À l'époque, une manifestation féministe non mixte était justement prévue. J'ai jeté un coup d'oeil à l'événement facebook de la manifestation, et j'ai vu des commentaires écrits par des hommes, qui me paraissaient tout à fait respectueux. Ces hommes se faisaient tout de même illico rappeler qu'ils étaient des hommes, de sorte qu'ils n'avaient pas à donner leur avis, qu'on n'avait pas besoin de leur opinion, de leur "mansplaining" comme disent les féministes d'une certaine vague. Tout comme j'ai eu le sentiment, lors de l'échange relaté dans les paragraphes précédents, que je ne pouvais rien dire sans me faire rappeler que je suis blanche, les hommes doivent se sentir tout aussi coincés face à des féministes à qui ils ne peuvent rien dire sans se faire accuser de faire du mansplaining. Le féminisme perd sans doute des alliés masculins en raison de cette attitude. Il perd même des alliées féminines, qui disent qu'elles ne sont pas féministes parce qu'elles aiment bien les hommes ; le féminisme devient associé - à tort - au rejet des hommes et à une prétention, non pas à l'égalité, mais à un favoritisme au bénéfice des femmes.
J'ai bien conscience que les féministes qui souhaitent des espaces non mixtes, parlent de mansplaining, de patriarcat, ne détestent pas les hommes (certainement pas toutes en tout cas).
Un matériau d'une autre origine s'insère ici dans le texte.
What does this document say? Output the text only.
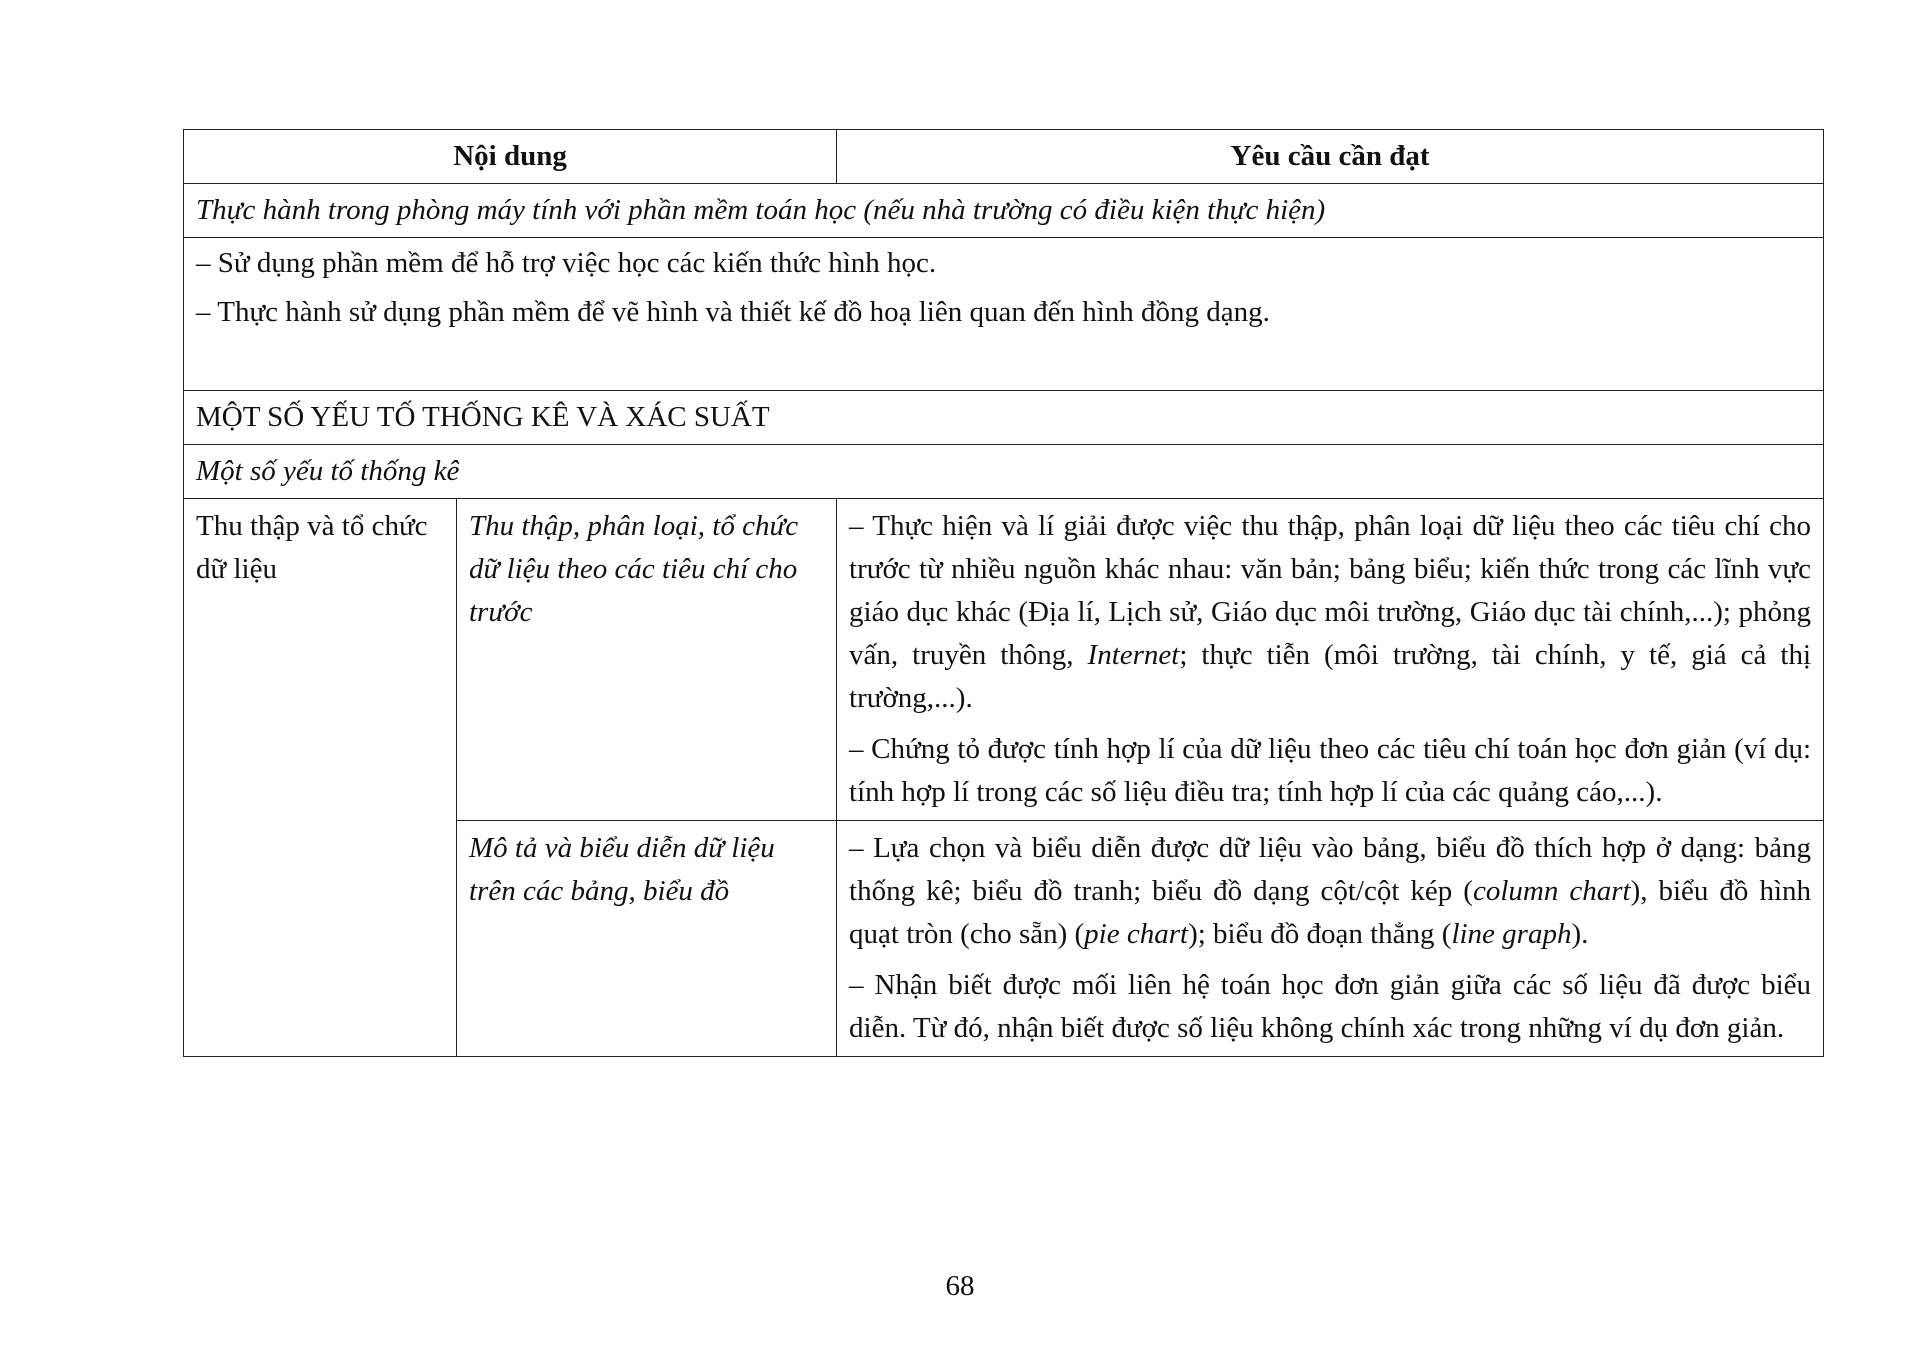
Nội dung		Yêu cầu cần đạt
Thực hành trong phòng máy tính với phần mềm toán học (nếu nhà trường có điều kiện thực hiện)		

– Sử dụng phần mềm để hỗ trợ việc học các kiến thức hình học.

– Thực hành sử dụng phần mềm để vẽ hình và thiết kế đồ hoạ liên quan đến hình đồng dạng.		

MỘT SỐ YẾU TỐ THỐNG KÊ VÀ XÁC SUẤT		
Một số yếu tố thống kê		
Thu thập và tổ chức dữ liệu	Thu thập, phân loại, tổ chức dữ liệu theo các tiêu chí cho trước	– Thực hiện và lí giải được việc thu thập, phân loại dữ liệu theo các tiêu chí cho trước từ nhiều nguồn khác nhau: văn bản; bảng biểu; kiến thức trong các lĩnh vực giáo dục khác (Địa lí, Lịch sử, Giáo dục môi trường, Giáo dục tài chính,...); phỏng vấn, truyền thông, Internet; thực tiễn (môi trường, tài chính, y tế, giá cả thị trường,...).

– Chứng tỏ được tính hợp lí của dữ liệu theo các tiêu chí toán học đơn giản (ví dụ: tính hợp lí trong các số liệu điều tra; tính hợp lí của các quảng cáo,...).

	Mô tả và biểu diễn dữ liệu trên các bảng, biểu đồ	– Lựa chọn và biểu diễn được dữ liệu vào bảng, biểu đồ thích hợp ở dạng: bảng thống kê; biểu đồ tranh; biểu đồ dạng cột/cột kép (column chart), biểu đồ hình quạt tròn (cho sẵn) (pie chart); biểu đồ đoạn thẳng (line graph).

– Nhận biết được mối liên hệ toán học đơn giản giữa các số liệu đã được biểu diễn. Từ đó, nhận biết được số liệu không chính xác trong những ví dụ đơn giản.

68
Sans doute les féministes dont je parlais précédemment ne détestent-elles pas les Blancs non plus. Elles sont sur la défensive parce qu'elles sont victimes de discrimination, et c'est compréhensible. Mais dans ma position face à elles, ou dans la position d'un homme face à des attitudes comme celles qui viennent d'être décrites, on se sent essentialisé, rejeté et diminué à cause d'un sexe et d'une couleur qu'après tout, on n'a pas choisis...bref, je comprends l'indignation des hommes.
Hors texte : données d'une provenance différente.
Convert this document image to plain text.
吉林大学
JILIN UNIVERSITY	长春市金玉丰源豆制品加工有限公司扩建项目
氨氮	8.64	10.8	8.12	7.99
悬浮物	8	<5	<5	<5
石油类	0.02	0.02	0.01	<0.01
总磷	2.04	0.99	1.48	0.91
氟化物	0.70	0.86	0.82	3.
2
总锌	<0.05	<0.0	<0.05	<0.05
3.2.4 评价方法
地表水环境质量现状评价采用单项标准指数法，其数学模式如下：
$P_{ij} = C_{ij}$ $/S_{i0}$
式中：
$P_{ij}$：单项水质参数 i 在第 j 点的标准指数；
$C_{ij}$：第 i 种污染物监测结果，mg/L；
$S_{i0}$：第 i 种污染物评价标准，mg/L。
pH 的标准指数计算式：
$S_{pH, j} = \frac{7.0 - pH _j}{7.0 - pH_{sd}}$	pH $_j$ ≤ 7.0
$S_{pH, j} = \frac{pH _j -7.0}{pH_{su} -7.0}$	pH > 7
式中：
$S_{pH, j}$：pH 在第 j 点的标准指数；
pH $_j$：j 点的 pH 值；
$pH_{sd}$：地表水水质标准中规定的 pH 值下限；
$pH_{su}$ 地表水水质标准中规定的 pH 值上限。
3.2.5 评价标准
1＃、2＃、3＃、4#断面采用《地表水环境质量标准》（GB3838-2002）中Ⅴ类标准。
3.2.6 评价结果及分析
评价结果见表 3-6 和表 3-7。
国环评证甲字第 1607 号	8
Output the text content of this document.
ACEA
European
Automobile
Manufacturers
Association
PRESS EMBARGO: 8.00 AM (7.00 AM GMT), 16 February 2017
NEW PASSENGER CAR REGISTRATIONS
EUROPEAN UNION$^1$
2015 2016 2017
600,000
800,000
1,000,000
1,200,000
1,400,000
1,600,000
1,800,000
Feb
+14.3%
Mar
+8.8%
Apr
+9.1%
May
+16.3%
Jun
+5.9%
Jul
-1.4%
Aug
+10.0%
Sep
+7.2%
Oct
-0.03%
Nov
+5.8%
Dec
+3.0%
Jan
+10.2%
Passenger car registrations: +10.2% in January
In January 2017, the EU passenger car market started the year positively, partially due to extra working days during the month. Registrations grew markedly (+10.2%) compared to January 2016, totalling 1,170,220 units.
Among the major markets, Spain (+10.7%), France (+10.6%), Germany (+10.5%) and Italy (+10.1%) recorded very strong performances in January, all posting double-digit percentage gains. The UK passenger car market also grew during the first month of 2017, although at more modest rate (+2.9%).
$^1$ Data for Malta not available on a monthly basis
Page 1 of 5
En conclusion, dans tout ça, je me sens prise entre l'arbre et l'écorce...je crois comprendre mieux le point de vue des hommes face au féminisme que celui des personnes racisées face aux Blancs puisque, une fois encore, il est difficile d'avoir pleinement conscience d'une forme de discrimination dont on n'est pas la victime (comme dirait l'autre, les privilèges, c'est comme la mauvaise haleine : on s'en rend compte seulement quand ce sont les autres qui les ont). Malgré tout, je crois pouvoir m'avancer à dire que je comprends un peu ces deux camps.